O PL 4173/2023, comumente denominado “taxação dos Super Ricos" pelos meios de comunicação, introduz alterações importantes na tributação de ativos mantidos fora do país por residentes fiscais no Brasil. Essas mudanças focam especialmente na alíquota do imposto de renda aplicável aos rendimentos oriundos de investimentos financeiros no exterior. Além disso, o projeto estabelece a necessidade de tributar os ganhos realizados por entidades controladas, mesmo sem a distribuição efetiva desses lucros para o indivíduo no Brasil.
Especificamente no contexto da criptoeconomia, o impacto reside na inclusão de “ativos virtuais”, termo também empregado no Marco Legal dos Criptoativos, Lei nº 14.478/2022, como aplicações financeiras no exterior.
Além disso, define, de forma exemplificativa, os rendimentos oriundos dessas aplicações, incluindo a variação da criptomoeda (sim, a mesma proposta de lei se refere tanto a “ativos virtuais” quanto a “criptomoeda”) em relação à moeda nacional.
De acordo com o projeto, esses rendimentos serão tributados a uma alíquota fixa de 15% somente quando efetivamente percebidos. Isso implica que a incidência tributária se dará somente na ocasião da venda, resgate, permuta, alienação, entre outros.
É importante salientar que o ganho de capital obtido na venda de qualquer outro bem, seja ele no Brasil ou no exterior, que não se caracterize como investimento no exterior conforme descrito no Projeto de Lei, permanecerá submetido às normativas gerais de tributação sobre ganhos de capital, com alíquotas que variam de 15% a 22,5%.
Em outras palavras, o Projeto de Lei, na prática, favorece aqueles que possuem ativos fora do país, visto que a alíquota se mantém constante em 15%, independente do montante vendido. Por outro lado, no Brasil, para montantes superiores a 5 milhões de reais, a alíquota já sobe para 17,5%, podendo alcançar até 22,5%.
Por outro lado, surgem questionamentos sobre o que caracteriza um criptoativo como aplicação no exterior. Será que seria apenas ao efetuar transações de compra, venda ou troca em plataformas sediadas fora do país que se enquadraria nessa definição? E quanto a manter criptoativos em uma carteira digital desenvolvida por uma entidade estrangeira ou guardar as chaves privadas em um cofre fora do país? E ao realizar operações em exchanges descentralizadas? Seriam estas consideradas aplicações no exterior?
A grande questão é que os criptoativos representam um fenômeno financeiro que transcende as fronteiras geográficas convencionais. Ao contrário das moedas tradicionais, que estão intrinsecamente ligadas a um país ou bloco econômico específico, os criptoativos operam em uma rede descentralizada e global.
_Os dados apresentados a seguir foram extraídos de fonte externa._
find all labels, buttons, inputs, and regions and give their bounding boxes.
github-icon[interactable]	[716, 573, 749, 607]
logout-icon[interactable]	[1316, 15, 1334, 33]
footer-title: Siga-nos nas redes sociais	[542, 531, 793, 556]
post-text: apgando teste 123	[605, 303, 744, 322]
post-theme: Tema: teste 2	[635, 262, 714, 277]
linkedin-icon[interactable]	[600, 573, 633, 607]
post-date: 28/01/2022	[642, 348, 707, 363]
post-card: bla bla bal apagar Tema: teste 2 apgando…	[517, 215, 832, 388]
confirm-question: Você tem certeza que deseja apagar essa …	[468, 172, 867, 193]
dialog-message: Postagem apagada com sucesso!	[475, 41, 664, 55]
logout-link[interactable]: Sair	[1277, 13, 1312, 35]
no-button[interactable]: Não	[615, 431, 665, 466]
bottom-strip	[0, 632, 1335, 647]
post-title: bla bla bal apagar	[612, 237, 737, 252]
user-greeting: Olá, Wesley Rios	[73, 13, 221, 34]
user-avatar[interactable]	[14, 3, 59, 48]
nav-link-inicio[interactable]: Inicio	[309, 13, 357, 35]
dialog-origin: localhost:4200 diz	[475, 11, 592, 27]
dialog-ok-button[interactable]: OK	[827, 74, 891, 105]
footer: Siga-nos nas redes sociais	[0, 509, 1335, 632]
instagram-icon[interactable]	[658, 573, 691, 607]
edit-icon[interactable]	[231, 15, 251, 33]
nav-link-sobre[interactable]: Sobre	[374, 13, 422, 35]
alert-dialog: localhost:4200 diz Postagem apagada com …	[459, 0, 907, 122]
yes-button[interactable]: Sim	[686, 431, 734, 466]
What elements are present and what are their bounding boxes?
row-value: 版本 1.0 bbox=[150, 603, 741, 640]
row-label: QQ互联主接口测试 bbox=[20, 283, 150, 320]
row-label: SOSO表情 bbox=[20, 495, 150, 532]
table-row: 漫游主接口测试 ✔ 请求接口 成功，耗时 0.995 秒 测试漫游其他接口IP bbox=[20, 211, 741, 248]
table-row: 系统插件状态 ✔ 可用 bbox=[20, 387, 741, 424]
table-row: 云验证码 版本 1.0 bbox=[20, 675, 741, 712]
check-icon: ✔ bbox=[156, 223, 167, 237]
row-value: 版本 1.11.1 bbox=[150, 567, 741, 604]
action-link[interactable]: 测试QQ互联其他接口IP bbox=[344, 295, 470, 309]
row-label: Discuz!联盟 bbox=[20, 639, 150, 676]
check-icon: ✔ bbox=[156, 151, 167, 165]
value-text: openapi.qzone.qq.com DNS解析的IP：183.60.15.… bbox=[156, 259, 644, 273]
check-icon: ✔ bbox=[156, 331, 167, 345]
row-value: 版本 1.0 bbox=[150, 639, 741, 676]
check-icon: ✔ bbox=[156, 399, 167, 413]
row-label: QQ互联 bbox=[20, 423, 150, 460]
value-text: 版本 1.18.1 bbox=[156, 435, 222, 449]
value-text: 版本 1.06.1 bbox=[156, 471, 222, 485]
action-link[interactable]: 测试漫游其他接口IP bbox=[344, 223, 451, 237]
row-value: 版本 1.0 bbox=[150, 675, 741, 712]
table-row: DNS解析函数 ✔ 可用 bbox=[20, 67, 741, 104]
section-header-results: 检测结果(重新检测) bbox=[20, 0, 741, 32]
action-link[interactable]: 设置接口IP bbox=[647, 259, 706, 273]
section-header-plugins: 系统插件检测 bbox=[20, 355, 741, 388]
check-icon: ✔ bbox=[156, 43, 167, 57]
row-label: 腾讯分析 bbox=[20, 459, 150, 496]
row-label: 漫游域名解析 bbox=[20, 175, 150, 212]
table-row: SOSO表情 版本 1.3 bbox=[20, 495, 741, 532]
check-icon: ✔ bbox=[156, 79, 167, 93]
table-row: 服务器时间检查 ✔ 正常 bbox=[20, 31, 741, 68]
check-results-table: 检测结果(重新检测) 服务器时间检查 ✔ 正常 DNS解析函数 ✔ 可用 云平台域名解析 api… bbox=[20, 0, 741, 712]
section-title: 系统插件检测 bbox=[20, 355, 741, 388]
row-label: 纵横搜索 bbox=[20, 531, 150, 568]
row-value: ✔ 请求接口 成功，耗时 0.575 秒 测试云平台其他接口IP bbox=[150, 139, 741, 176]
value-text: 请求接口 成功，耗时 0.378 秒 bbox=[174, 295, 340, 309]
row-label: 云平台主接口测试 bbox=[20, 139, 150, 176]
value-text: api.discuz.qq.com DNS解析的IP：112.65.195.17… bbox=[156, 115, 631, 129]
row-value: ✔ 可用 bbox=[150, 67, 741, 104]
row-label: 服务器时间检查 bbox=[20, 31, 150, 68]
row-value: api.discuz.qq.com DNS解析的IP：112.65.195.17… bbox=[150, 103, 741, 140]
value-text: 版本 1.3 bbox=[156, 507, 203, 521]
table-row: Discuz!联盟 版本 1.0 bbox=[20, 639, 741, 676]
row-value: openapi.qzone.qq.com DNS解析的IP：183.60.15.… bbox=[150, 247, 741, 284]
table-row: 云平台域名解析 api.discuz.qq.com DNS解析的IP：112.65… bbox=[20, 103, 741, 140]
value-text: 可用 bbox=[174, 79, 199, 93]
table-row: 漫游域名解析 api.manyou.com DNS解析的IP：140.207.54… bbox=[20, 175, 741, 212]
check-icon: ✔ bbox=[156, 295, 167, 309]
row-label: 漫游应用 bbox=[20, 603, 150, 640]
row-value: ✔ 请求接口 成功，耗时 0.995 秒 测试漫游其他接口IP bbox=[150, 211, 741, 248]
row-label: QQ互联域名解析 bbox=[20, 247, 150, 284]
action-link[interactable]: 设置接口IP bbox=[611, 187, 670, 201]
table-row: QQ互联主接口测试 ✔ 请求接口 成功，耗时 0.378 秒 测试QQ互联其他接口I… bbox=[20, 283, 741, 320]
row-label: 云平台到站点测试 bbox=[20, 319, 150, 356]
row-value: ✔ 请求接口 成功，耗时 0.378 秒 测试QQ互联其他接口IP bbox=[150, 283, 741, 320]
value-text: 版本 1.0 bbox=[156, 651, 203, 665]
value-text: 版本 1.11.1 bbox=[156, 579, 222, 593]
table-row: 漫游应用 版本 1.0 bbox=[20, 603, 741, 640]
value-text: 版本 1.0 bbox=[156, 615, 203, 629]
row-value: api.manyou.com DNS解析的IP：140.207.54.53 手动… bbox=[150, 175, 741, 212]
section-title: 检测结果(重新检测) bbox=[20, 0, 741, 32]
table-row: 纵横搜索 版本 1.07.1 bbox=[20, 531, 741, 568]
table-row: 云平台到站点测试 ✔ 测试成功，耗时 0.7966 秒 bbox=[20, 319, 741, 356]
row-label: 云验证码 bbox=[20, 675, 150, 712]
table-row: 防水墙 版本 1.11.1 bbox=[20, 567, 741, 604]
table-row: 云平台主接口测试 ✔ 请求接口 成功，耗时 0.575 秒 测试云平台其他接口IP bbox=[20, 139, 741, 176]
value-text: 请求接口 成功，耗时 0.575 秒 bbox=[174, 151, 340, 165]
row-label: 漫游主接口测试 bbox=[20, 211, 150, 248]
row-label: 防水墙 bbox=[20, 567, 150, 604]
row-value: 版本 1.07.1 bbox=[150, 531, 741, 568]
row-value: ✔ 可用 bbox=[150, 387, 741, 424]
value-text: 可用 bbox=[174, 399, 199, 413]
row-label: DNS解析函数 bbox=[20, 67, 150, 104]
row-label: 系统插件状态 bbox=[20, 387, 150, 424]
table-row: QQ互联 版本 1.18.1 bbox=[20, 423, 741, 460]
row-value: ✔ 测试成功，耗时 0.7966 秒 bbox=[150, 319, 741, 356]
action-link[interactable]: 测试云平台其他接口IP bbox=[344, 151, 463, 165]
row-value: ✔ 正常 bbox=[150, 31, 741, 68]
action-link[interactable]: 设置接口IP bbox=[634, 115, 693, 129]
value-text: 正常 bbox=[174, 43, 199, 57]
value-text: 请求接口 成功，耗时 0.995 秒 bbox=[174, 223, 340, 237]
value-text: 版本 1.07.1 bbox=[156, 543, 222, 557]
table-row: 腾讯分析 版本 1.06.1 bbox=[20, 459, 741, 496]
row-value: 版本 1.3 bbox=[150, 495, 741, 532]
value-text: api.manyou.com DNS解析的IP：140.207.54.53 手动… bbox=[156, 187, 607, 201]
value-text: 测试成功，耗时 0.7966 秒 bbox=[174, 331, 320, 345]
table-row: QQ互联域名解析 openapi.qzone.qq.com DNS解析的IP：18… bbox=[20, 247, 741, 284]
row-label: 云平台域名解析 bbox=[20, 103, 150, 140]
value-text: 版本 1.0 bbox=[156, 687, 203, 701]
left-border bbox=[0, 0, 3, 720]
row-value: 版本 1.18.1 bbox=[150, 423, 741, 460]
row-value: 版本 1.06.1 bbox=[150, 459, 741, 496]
O Bitcoin, por exemplo, não reside em um local físico ou jurisdição específica. Sua existência está na rede, um espaço virtual que não se confina aos limites de um país. Quando alguém compra, vende ou transfere Bitcoin, o que está se movendo não é uma entidade física, mas sim uma informação digital que existe na blockchain, um grande livro-razão distribuído que registra todas as transações.
Ademais, além dos ativos virtuais como o Bitcoin, existem outros tipos de criptoativos com naturezas jurídicas distintas. Os tokens, por exemplo, podem representar uma ampla variedade de ativos e direitos. Alguns tokens são lastreados em ativos tangíveis ou intangíveis, como ouro, imóveis ou royalties de músicas.
É vital entender que, devido à variedade de naturezas jurídicas e funções dos criptoativos, a regulamentação, interpretação legal e tributação podem variar consideravelmente.
De qualquer maneira, o PL estabelece que o enquadramento de “ativos virtuais” como aplicações financeiras no exterior será detalhado em posterior regulamentação a ser determinado pela Secretaria Especial da Receita Federal.
Em conclusão, o projeto de lei, ao tentar especificar a tributação dos criptoativos com base em sua localização geográfica, parece não considerar adequadamente a natureza intrínseca desses ativos. A atual sistemática de tributação já engloba as operações realizadas tanto em empresas domiciliadas Brasil quanto no exterior. Atualmente, independentemente de se usar uma exchange nacional ou estrangeira, já há a obrigatoriedade de declarar as operações, conforme estabelecido pela IN RFB 1888/2019, e de calcular o ganho de capital nas alienações. Assim, introduzir distinções geográficas para criptoativos, que são, por definição, descentralizados e globais, parece desalinhado com a realidade e a prática do mercado.
Rafael Steinfeld, advogado e empresário do mercado de criptoativos, é fundador da Steinfeld Advocacia, MyKYC e Fiscochain.